# DanB comments on Utility Maximization = Description Length Minimization

• In my Phd thesis I explored an extension of the compression/​modeling equivalence that’s motivated by Algorithmic Information Theory. AIT says that if you have a “perfect” model of a data set, then the bitstream created by encoding the data using the model will be completely random. Every statistical test for randomness applied to the bitstream will return the expected value. For example, the proportion of 1s should be 0.5, the proportion of 1s following the prefix 010 should be 0.5, etc etc. Conversely, if you find a “randomness deficiency”, you have found a shortcoming of your model. And it turns out you can use this info to create an improved model.

That gives us an alternative conceptual approach to modeling/​optimization.
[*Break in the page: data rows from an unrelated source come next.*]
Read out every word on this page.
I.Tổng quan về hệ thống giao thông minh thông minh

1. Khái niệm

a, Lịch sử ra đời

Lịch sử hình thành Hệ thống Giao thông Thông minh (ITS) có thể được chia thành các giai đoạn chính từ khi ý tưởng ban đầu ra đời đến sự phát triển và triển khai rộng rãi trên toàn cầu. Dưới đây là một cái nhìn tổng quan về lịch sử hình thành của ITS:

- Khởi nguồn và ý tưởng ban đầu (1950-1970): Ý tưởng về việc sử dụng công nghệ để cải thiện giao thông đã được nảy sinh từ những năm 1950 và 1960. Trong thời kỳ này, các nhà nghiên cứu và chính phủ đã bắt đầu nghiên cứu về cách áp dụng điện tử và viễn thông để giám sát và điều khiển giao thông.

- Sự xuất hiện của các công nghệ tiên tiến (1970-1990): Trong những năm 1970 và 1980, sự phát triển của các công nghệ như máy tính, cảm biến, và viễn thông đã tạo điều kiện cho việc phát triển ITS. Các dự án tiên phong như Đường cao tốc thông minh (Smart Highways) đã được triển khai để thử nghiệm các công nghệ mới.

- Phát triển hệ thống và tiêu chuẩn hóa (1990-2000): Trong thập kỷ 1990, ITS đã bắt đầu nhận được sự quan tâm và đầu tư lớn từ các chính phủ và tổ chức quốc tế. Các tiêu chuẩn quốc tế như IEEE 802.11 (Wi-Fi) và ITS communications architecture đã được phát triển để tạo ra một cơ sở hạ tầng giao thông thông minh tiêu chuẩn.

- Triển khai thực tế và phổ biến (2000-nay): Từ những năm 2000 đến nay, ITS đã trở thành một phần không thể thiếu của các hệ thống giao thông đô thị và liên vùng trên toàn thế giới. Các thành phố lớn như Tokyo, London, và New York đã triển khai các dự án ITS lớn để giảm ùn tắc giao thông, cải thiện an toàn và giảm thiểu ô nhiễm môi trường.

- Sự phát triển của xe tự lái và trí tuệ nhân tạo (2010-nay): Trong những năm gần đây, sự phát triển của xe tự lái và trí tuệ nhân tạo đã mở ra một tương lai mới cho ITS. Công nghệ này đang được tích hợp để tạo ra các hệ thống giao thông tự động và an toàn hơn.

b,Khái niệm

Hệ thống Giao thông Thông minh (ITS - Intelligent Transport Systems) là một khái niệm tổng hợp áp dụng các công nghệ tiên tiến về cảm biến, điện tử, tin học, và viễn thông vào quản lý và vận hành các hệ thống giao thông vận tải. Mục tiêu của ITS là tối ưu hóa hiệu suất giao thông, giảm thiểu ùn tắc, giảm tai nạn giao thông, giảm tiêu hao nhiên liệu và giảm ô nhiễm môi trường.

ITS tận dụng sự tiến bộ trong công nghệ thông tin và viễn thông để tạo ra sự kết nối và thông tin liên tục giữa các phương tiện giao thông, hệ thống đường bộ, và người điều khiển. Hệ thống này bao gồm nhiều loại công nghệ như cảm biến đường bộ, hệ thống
Instead of maximizing a log-likelihood, take an initial model, encode the dataset, and then search the resulting bitstream for randomness deficiencies. This is very powerful because there is an infinite number of randomness tests that you can apply. Once you find a randomness deficiency, you can use it to create an improved model, and repeat the process until the bitstream appears completely random.
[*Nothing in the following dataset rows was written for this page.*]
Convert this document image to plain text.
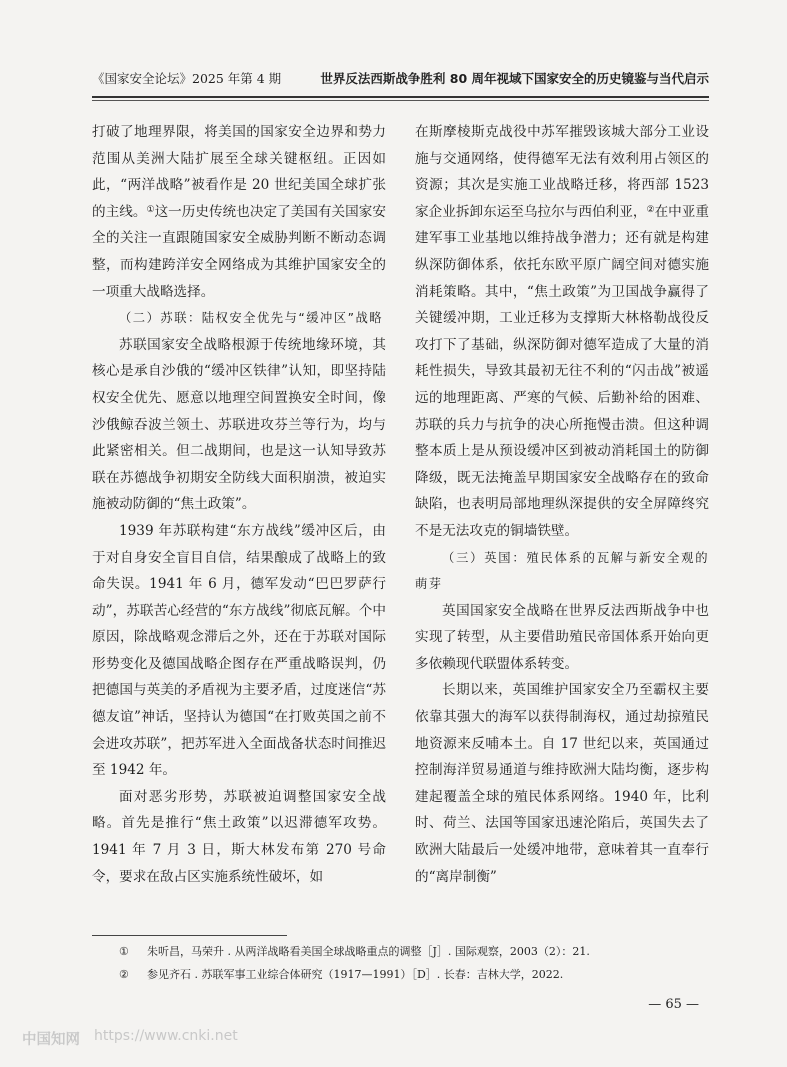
《国家安全论坛》2025 年第 4 期	世界反法西斯战争胜利 80 周年视域下国家安全的历史镜鉴与当代启示

打破了地理界限，将美国的国家安全边界和势力范围从美洲大陆扩展至全球关键枢纽。正因如此，“两洋战略”被看作是 20 世纪美国全球扩张的主线。①这一历史传统也决定了美国有关国家安全的关注一直跟随国家安全威胁判断不断动态调整，而构建跨洋安全网络成为其维护国家安全的一项重大战略选择。

（二）苏联：陆权安全优先与“缓冲区”战略

苏联国家安全战略根源于传统地缘环境，其核心是承自沙俄的“缓冲区铁律”认知，即坚持陆权安全优先、愿意以地理空间置换安全时间，像沙俄鲸吞波兰领土、苏联进攻芬兰等行为，均与此紧密相关。但二战期间，也是这一认知导致苏联在苏德战争初期安全防线大面积崩溃，被迫实施被动防御的“焦土政策”。

1939 年苏联构建“东方战线”缓冲区后，由于对自身安全盲目自信，结果酿成了战略上的致命失误。1941 年 6 月，德军发动“巴巴罗萨行动”，苏联苦心经营的“东方战线”彻底瓦解。个中原因，除战略观念滞后之外，还在于苏联对国际形势变化及德国战略企图存在严重战略误判，仍把德国与英美的矛盾视为主要矛盾，过度迷信“苏德友谊”神话，坚持认为德国“在打败英国之前不会进攻苏联”，把苏军进入全面战备状态时间推迟至 1942 年。

面对恶劣形势，苏联被迫调整国家安全战略。首先是推行“焦土政策”以迟滞德军攻势。1941 年 7 月 3 日，斯大林发布第 270 号命令，要求在敌占区实施系统性破坏，如

在斯摩棱斯克战役中苏军摧毁该城大部分工业设施与交通网络，使得德军无法有效利用占领区的资源；其次是实施工业战略迁移，将西部 1523 家企业拆卸东运至乌拉尔与西伯利亚，②在中亚重建军事工业基地以维持战争潜力；还有就是构建纵深防御体系，依托东欧平原广阔空间对德实施消耗策略。其中，“焦土政策”为卫国战争赢得了关键缓冲期，工业迁移为支撑斯大林格勒战役反攻打下了基础，纵深防御对德军造成了大量的消耗性损失，导致其最初无往不利的“闪击战”被遥远的地理距离、严寒的气候、后勤补给的困难、苏联的兵力与抗争的决心所拖慢击溃。但这种调整本质上是从预设缓冲区到被动消耗国土的防御降级，既无法掩盖早期国家安全战略存在的致命缺陷，也表明局部地理纵深提供的安全屏障终究不是无法攻克的铜墙铁壁。

（三）英国：殖民体系的瓦解与新安全观的萌芽

英国国家安全战略在世界反法西斯战争中也实现了转型，从主要借助殖民帝国体系开始向更多依赖现代联盟体系转变。

长期以来，英国维护国家安全乃至霸权主要依靠其强大的海军以获得制海权，通过劫掠殖民地资源来反哺本土。自 17 世纪以来，英国通过控制海洋贸易通道与维持欧洲大陆均衡，逐步构建起覆盖全球的殖民体系网络。1940 年，比利时、荷兰、法国等国家迅速沦陷后，英国失去了欧洲大陆最后一处缓冲地带，意味着其一直奉行的“离岸制衡”

①	朱听昌，马荣升 . 从两洋战略看美国全球战略重点的调整［J］. 国际观察，2003（2）：21.
②	参见齐石 . 苏联军事工业综合体研究（1917—1991）［D］. 长春：吉林大学，2022.
— 65 —
中国知网 https://www.cnki.net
The key trick that made the idea practical is that you can use “pits” instead of bits. Bits are tricky, because as your model gets better, the number of bits goes down—that’s the whole point—so the relationship between bits and the original data samples gets murky. A “pit” is a [0,1) value calculated by applying the Probability Integral Transform to the data samples using the model. The same randomness requirements hold for the pitstream as for the bitstream, and there are always as many pits as data samples. So now you can define randomness tests based on intuitive contexts functions, like “how many pits are in the [0.2,0.4] interval when the previous word in the original text was a noun?”

• Interesting framing. Do you have a unified strategy for handling the dimensionality problem with sub-exponentially-large datasets, or is that handled mainly by the initial models (e.g. hidden markov, bigram, etc)?
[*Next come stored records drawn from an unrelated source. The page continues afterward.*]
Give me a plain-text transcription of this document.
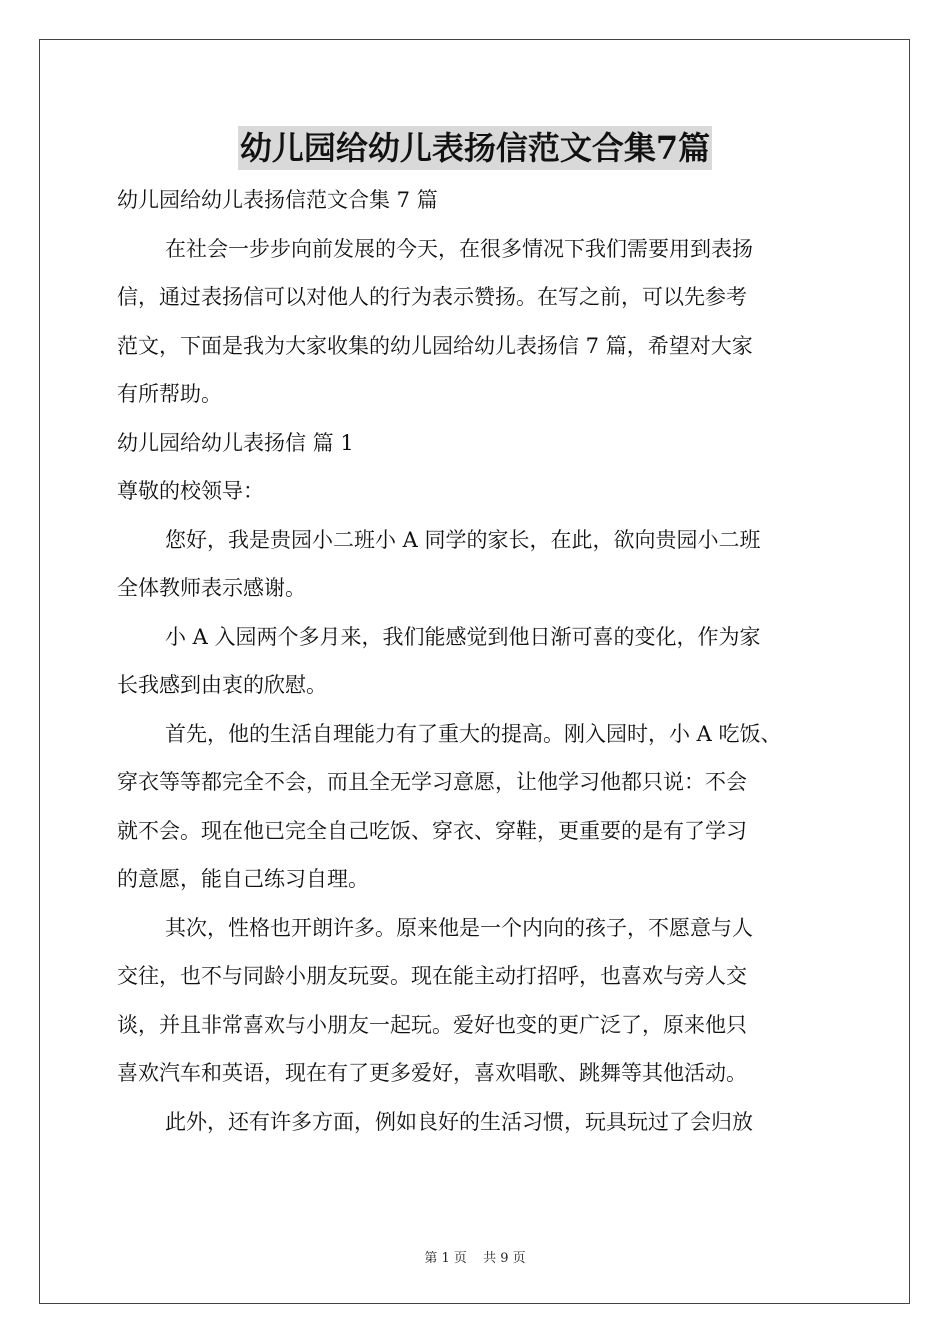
幼儿园给幼儿表扬信范文合集7篇
幼儿园给幼儿表扬信范文合集 7 篇
在社会一步步向前发展的今天，在很多情况下我们需要用到表扬
信，通过表扬信可以对他人的行为表示赞扬。在写之前，可以先参考
范文，下面是我为大家收集的幼儿园给幼儿表扬信 7 篇，希望对大家
有所帮助。
幼儿园给幼儿表扬信 篇 1
尊敬的校领导：
您好，我是贵园小二班小 A 同学的家长，在此，欲向贵园小二班
全体教师表示感谢。
小 A 入园两个多月来，我们能感觉到他日渐可喜的变化，作为家
长我感到由衷的欣慰。
首先，他的生活自理能力有了重大的提高。刚入园时，小 A 吃饭、
穿衣等等都完全不会，而且全无学习意愿，让他学习他都只说：不会
就不会。现在他已完全自己吃饭、穿衣、穿鞋，更重要的是有了学习
的意愿，能自己练习自理。
其次，性格也开朗许多。原来他是一个内向的孩子，不愿意与人
交往，也不与同龄小朋友玩耍。现在能主动打招呼，也喜欢与旁人交
谈，并且非常喜欢与小朋友一起玩。爱好也变的更广泛了，原来他只
喜欢汽车和英语，现在有了更多爱好，喜欢唱歌、跳舞等其他活动。
此外，还有许多方面，例如良好的生活习惯，玩具玩过了会归放
第 1 页 共 9 页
• I’m not sure exactly what you mean, but I’ll guess you mean “how do you deal with the problem that there are an infinite number of tests for randomness that you could apply?”

I don’t have a principled answer. My practical answer is just to use good intuition and/​or taste to define a nice suite of tests, and then let the algorithm find the ones that show the biggest randomness deficiencies. There’s probably a better way to do this with differentiable programming—I finished my Phd in 2010, before the deep learning revolution.